Privacy Vulnerabilities In Coursera, Including Exposed Student Email Addresses
An anonymous reader writes Coursera, the online education platform with over 9 million students, appears to have some serious privacy shortcomings. According to one of Stanford's instructors, 'any teacher can dump the entire user database, including over nine million names and email addresses.' Also, 'if you are logged into your Coursera account, any website that you visit can list your course enrollments.' The attack even has a working proof of concept [note: requires Coursera account]. A week after the problems were reported, Coursera still hasn't fixed them.
Someone rushes a product to market, with absolutely zero thought about security.
This sounds like some pretty epic incompetence (or laziness).
That they then roll this out to 9 million students is pretty sad.
Lost at C:>. Found at C.
The distribution list did not ask for permission or confirmation. The design errors didn't stay there: anyone could reply to the list and have the messages forwarded. In less then two hours, 47 angry students from around the world complained and asked each other to send an email to Coursera. Which I did. I only got an automated reply, and never heard back from them.
from: Jesse *, Jr.
reply-to: "Jesse *, Jr."
to:COURSERALAW-L@lists.ufl.edu
date: 17 July 2014 15:20
In soviet russia the government regulates the companies.
As an imperialistic pimp, I've got to point out that it's a bit of a social necessity to create a cultural standard by means of universal education, and tools to that regard are useful for everyone.
Not just for the whole shared-experience-helps-maintain-national-culture part, but also the people-who-can't-read-are-useless part.
I think most students who are savvy enough to use Coursera ought to be able to create a student-only email account for the purpose.
As someone who works with educational data in higher education, I am completely unsurprised. Coming from an IT background, almost no one in education cares about data security - and no one understands FERPA anyway - and it's a miracle this hasn't happened more.
There's a lot more data out there than there used to be, and very few (if any) of the business software packages used in education seem to have the necessary granularity needed to give people access to only the data they need.
Maybe someone will do my homework. ;)
Face it folks, allowing a site one week to address a security problem may not be enough time to properly address and fix the issue. How many vendors have taken months just to fix a security issue and not just apply a little bandage? That teacher should get his head out of his Ivory Tower and start dealing with these issues responsibly in the real world...
Look, I don't think you understand just how important Coursera and the other MOOCs are these days. Going to college is expensive, and it's a lot of work. Many first-worlders can't afford it, and only the very richest second- and third-worlders can. But Coursera and MOOCs give all second- and third-worlders a way to beg for a useless certification, without actually doing any real work, just like first-world students can.

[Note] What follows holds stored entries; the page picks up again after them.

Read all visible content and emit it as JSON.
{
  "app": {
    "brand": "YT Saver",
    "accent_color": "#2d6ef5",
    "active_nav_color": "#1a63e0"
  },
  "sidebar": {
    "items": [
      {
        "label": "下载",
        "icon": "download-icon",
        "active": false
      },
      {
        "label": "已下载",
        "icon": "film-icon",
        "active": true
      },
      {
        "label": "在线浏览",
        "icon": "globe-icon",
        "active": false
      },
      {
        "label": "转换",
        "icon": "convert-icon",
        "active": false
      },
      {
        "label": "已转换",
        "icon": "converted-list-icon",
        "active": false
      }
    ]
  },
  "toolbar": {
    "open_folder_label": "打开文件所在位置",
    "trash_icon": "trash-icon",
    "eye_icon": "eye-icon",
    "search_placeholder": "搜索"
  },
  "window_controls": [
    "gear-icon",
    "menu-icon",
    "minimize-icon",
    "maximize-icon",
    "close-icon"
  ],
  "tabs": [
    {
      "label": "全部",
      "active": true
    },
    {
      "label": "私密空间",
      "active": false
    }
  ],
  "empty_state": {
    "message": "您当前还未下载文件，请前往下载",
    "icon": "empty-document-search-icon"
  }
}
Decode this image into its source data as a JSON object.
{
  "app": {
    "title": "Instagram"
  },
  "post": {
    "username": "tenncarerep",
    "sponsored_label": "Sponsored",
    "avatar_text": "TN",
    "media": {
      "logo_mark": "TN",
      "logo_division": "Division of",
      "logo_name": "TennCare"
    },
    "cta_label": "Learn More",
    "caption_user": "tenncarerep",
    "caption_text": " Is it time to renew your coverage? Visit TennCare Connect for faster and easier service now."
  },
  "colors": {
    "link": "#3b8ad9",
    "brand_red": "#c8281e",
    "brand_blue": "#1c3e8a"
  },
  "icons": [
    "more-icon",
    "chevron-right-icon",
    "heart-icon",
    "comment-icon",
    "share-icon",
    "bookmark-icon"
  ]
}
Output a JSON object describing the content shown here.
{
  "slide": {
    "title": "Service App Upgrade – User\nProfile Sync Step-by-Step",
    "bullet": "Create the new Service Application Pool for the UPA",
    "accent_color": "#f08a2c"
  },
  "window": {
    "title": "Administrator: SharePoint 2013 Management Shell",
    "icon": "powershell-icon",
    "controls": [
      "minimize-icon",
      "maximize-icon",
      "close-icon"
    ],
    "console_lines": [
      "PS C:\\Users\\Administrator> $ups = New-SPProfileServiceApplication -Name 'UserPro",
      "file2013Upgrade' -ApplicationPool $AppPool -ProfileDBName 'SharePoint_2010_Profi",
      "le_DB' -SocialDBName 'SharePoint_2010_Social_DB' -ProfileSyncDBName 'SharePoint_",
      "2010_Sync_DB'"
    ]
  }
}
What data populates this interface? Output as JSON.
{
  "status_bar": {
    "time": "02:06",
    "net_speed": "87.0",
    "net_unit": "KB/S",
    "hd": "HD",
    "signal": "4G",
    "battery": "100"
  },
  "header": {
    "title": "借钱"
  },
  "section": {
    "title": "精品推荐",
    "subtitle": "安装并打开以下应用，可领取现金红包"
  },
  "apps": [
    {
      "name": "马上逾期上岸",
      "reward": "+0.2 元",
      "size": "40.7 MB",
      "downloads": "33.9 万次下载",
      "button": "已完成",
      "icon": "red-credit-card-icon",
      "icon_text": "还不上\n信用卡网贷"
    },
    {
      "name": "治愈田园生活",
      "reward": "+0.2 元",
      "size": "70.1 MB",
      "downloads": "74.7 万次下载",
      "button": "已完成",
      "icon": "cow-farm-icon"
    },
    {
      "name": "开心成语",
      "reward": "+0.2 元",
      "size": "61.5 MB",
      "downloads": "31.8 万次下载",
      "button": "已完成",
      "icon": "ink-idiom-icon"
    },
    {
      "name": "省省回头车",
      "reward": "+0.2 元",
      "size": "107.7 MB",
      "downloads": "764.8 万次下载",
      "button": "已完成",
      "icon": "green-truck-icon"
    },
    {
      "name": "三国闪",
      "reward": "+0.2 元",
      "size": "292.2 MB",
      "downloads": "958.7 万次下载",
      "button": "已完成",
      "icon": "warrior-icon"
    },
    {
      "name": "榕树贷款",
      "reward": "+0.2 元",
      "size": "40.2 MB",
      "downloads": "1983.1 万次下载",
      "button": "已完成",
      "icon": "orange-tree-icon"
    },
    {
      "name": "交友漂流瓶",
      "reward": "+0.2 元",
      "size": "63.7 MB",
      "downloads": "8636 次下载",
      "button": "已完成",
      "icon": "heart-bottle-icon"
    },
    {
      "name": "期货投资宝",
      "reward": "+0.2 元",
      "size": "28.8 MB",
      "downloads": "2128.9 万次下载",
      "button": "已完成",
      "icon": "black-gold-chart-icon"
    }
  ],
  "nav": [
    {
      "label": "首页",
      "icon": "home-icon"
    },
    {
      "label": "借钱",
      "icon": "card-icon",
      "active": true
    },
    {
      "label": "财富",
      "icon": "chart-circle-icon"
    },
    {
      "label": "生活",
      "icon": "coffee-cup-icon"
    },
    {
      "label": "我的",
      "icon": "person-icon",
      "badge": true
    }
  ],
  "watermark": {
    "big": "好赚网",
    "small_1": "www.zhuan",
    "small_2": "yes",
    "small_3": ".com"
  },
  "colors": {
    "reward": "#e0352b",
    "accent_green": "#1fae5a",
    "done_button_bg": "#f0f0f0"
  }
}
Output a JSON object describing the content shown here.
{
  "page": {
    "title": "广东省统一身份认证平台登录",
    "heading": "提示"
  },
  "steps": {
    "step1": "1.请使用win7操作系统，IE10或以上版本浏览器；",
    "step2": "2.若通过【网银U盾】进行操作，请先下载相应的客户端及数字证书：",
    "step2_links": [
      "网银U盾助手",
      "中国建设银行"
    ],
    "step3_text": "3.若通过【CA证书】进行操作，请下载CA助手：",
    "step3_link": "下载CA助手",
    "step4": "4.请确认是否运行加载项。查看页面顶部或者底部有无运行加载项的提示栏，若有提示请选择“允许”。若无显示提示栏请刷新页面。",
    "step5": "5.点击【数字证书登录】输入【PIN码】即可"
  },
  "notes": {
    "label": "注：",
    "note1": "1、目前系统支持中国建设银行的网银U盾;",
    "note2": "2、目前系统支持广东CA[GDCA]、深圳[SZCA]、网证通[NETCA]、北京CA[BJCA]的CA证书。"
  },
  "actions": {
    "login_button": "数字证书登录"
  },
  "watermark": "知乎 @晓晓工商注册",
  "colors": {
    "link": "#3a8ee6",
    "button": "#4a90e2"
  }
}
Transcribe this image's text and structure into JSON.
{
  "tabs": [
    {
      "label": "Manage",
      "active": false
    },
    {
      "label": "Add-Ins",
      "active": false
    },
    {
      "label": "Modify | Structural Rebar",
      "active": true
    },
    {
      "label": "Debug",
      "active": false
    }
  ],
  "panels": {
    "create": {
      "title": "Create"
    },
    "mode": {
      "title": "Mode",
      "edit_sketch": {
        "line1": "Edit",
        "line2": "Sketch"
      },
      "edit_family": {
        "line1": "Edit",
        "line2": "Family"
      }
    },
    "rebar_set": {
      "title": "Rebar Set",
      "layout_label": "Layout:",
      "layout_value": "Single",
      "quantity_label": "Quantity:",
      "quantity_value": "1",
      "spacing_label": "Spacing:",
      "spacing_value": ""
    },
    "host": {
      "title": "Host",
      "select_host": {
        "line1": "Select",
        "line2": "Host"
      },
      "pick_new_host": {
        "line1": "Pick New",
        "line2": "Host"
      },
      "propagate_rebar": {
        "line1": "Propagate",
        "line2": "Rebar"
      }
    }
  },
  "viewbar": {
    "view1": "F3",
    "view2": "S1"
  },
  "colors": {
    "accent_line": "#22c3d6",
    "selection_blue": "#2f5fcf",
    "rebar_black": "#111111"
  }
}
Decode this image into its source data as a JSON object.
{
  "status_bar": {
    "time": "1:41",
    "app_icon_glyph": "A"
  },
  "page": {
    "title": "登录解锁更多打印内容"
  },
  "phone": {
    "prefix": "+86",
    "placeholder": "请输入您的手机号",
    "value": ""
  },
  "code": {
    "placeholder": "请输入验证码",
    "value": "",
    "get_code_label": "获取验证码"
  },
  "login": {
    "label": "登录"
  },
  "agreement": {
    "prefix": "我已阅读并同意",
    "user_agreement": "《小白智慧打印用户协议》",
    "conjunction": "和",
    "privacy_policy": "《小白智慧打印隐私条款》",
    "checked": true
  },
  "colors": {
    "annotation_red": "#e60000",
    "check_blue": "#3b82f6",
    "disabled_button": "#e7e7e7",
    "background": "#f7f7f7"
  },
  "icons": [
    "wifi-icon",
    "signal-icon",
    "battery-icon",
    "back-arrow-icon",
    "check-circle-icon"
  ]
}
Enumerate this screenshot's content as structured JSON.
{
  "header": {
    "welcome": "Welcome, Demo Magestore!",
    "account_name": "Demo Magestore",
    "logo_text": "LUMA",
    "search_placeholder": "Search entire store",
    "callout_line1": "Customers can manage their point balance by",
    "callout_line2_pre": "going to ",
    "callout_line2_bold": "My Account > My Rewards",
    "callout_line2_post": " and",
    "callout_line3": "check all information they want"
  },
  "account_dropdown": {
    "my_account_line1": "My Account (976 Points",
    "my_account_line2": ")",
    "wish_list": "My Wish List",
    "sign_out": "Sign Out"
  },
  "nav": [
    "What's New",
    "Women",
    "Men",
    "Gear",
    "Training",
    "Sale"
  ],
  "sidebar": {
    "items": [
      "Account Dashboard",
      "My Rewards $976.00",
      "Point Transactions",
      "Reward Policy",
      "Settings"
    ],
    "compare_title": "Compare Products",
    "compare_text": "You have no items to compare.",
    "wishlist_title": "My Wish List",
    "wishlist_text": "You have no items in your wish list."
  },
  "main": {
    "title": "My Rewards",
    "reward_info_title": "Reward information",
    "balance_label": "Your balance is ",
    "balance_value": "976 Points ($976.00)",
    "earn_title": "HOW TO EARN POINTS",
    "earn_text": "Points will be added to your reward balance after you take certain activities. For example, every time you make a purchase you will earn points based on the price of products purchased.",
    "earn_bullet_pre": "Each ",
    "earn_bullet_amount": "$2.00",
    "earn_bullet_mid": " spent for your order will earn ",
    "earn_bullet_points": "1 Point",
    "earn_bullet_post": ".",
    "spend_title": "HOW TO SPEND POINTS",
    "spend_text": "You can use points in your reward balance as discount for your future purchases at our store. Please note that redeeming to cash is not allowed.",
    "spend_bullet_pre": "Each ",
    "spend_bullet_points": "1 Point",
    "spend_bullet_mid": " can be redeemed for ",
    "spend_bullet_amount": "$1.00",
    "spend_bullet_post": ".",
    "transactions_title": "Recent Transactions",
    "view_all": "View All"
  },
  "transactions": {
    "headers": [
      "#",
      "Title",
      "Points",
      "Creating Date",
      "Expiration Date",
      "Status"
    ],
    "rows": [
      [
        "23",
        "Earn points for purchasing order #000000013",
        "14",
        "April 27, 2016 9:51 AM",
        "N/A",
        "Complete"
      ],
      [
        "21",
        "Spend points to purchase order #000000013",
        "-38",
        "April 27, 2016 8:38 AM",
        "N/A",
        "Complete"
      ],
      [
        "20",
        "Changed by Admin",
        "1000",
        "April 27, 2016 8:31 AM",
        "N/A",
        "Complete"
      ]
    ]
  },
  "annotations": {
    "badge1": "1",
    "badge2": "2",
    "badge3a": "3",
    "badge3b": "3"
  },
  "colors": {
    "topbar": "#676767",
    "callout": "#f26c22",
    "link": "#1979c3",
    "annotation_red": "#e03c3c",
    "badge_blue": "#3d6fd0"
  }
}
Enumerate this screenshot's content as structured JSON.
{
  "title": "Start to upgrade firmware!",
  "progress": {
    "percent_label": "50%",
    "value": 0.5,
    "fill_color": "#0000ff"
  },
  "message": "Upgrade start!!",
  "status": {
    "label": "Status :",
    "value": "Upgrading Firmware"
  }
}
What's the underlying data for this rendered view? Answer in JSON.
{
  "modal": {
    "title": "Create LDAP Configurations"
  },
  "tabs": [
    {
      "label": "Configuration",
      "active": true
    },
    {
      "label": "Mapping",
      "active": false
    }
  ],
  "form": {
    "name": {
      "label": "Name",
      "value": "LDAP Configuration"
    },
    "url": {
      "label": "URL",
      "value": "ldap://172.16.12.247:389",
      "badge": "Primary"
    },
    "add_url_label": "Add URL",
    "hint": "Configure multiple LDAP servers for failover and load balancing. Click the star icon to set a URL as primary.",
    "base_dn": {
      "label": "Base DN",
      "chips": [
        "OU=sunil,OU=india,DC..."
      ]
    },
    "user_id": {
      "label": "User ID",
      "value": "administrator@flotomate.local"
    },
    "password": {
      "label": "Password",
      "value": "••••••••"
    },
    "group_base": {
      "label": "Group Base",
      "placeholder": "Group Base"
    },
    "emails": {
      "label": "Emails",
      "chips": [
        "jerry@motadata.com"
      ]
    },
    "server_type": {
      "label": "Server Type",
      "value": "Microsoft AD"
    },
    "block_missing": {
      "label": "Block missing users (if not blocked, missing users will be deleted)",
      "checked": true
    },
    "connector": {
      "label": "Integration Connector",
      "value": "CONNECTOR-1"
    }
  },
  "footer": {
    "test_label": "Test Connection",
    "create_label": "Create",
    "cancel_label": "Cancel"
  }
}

Before Coursera and MOOCs existed, students would have to pay thousands upon thousands of dollars to attend a college, and only then could they cry to the professor that the assignments were too hard, that the exam was too long, that they didn't have time to study because of a "religious holiday", and that they deserve special treatment because of their "learning difficulties".
Coursera and MOOCs get rid of the financial obstacles that hinder the education of so many second- and third-worlders. Now with just a computer and rudimentary English skills, they can join 15 courses at a time, do absolutely no work or studying for any of them, cry and whine in a few forum posts, and then still get a nice fancy PDF of a pity certificate out of it. MOOCs have brought the higher learning experience to almost everyone on Earth!
Maybe they learn something this time.